--On Monday, November 14, 2005 11:55 AM -0500 Stan Bubrouski
<[EMAIL PROTECTED]> wrote:

Yeah but limits are important.  Allowing motd.txt to be infinite
(limited to available memory) has no advantages really.  And if your
motd is more than a few thousand characters I seriouly doubt anyone is
reading it anyways.  If there were no motd.txt limit I'd link it to
/dev/urandom and let all players that connected hang indefinately ;-)

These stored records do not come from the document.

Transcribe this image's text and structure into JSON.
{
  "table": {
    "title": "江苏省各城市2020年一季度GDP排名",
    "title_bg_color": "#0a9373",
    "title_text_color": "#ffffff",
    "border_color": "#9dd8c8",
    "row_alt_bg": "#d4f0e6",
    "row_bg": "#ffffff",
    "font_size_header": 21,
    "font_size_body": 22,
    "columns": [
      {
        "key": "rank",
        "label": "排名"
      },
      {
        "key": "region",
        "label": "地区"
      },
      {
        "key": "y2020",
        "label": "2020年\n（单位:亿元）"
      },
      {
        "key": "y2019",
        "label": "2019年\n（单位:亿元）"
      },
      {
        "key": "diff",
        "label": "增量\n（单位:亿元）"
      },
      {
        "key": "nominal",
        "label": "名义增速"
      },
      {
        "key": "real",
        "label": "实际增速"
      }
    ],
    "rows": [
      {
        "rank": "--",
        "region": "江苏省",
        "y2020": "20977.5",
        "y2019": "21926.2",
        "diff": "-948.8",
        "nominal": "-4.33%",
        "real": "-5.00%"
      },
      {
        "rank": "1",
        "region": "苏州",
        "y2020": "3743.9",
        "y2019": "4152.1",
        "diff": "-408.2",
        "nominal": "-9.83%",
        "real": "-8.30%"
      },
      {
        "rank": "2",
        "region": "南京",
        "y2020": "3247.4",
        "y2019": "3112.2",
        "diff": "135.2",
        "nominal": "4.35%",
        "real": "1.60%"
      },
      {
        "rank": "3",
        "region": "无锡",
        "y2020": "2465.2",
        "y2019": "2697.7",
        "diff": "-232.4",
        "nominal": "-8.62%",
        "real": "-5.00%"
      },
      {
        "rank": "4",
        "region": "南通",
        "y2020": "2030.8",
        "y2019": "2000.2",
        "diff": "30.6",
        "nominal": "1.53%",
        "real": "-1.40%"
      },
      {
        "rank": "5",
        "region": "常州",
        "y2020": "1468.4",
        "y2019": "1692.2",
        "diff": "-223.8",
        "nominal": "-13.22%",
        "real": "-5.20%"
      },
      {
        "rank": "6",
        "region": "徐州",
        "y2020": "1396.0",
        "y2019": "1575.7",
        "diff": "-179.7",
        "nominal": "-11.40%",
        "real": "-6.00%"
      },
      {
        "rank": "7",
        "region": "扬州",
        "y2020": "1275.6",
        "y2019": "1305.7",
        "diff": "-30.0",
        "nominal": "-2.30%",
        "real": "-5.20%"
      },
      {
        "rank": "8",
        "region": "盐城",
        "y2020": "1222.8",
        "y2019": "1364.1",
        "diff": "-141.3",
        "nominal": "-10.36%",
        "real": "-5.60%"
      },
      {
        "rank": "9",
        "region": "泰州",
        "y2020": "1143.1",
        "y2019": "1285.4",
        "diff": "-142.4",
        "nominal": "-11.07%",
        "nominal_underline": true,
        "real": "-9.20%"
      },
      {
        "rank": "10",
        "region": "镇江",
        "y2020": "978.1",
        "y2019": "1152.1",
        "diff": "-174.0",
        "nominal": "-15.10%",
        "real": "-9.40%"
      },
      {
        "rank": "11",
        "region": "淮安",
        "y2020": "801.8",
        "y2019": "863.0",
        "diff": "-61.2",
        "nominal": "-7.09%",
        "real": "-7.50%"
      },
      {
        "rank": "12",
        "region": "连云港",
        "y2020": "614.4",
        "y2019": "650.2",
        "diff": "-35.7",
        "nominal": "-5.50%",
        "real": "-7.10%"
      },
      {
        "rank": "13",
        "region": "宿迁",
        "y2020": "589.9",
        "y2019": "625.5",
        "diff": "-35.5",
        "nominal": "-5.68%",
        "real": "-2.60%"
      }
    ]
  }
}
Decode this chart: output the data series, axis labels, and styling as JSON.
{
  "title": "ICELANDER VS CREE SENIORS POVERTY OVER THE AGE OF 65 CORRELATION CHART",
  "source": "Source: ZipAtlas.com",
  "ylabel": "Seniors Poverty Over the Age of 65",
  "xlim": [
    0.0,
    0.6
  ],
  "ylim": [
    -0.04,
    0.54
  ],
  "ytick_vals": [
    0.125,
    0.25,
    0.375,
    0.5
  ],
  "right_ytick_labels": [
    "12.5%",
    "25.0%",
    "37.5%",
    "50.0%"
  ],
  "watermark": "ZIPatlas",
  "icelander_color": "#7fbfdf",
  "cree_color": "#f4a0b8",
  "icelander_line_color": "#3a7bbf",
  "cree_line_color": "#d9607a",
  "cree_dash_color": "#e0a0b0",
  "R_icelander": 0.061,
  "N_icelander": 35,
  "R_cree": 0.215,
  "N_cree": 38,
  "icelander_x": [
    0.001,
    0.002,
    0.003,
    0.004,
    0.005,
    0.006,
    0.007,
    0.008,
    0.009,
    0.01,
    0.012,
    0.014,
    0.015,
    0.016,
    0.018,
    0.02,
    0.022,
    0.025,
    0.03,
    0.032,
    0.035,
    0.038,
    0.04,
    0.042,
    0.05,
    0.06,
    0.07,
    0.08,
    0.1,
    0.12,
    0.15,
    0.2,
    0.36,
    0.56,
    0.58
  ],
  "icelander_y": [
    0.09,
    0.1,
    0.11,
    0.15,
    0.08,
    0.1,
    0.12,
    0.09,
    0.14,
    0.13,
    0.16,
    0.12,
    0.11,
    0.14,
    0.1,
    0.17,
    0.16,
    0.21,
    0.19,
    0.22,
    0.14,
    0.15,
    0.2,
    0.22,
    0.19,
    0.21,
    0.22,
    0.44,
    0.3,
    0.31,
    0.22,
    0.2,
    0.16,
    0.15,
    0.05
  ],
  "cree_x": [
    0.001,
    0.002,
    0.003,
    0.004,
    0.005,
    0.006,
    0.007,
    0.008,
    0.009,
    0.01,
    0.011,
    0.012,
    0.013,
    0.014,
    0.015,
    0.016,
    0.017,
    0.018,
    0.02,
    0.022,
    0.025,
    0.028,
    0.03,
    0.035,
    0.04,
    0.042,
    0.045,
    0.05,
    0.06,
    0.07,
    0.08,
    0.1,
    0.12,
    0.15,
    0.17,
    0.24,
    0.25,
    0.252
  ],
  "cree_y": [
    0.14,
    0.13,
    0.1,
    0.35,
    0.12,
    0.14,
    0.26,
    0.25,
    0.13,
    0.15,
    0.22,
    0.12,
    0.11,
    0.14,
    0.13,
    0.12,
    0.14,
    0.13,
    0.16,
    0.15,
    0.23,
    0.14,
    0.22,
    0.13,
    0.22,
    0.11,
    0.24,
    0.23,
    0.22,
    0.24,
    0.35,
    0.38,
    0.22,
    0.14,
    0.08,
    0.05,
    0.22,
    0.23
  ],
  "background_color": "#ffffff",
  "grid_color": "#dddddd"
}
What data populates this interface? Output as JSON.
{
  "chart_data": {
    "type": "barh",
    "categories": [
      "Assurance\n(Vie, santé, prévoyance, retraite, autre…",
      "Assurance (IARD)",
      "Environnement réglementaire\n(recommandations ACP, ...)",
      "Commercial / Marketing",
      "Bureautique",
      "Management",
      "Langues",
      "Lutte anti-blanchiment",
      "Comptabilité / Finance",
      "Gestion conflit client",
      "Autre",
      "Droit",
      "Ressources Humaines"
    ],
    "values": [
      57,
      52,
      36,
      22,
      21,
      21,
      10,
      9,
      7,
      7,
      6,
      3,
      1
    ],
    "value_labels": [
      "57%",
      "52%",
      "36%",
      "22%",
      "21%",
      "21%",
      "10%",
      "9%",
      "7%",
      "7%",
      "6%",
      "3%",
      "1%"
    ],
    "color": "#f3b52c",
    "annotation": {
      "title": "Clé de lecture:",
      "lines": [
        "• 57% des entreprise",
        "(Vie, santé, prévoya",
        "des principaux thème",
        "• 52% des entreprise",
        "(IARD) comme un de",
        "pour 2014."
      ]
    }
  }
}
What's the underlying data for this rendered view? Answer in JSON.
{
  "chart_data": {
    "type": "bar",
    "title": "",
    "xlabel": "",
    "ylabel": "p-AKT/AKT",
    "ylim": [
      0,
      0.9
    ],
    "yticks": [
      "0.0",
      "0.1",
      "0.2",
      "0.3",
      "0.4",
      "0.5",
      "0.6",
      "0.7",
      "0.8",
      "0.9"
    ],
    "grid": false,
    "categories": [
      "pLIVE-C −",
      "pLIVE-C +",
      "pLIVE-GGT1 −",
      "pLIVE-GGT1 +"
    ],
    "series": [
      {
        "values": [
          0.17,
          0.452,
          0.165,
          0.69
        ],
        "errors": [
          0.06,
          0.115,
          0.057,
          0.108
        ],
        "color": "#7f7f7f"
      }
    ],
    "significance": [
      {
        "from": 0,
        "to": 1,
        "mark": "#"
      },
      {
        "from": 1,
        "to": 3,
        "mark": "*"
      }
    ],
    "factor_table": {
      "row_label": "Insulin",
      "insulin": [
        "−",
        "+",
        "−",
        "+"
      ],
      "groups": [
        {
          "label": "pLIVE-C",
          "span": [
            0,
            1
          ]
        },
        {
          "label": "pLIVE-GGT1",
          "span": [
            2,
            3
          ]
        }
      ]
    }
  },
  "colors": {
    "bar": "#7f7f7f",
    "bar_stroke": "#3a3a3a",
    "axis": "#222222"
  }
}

motd.txt is essentially a web page. I don't know of any regular web servers
that artificially limit the size of served pages. (Embedded web servers,
yes, but they don't have the kind of non-volatile memory luxury of a box
running HLDS.) Note that the size of the file isn't necessarily related to
the extent of the rendered page. And webmasters can be as malicious as game
server operators. ;)

BTW, an important disadvantage of fixed-size buffers is that they tend to
attract buffer overflow bugs and exploits. Only an assembly language
programmer should use a fixed buffer, where performance absolutely demands
it. (It might make sense when interacting with a hardware device with a
fixed-size hardware buffer.) Using dynamically-sized buffers makes your
code much more resistant to buffer-size-related bugs. One should also use
smart pointers to avoid resource leaks. (String classes are really a
special case of a smart pointer and a dynamically-assigned buffer.)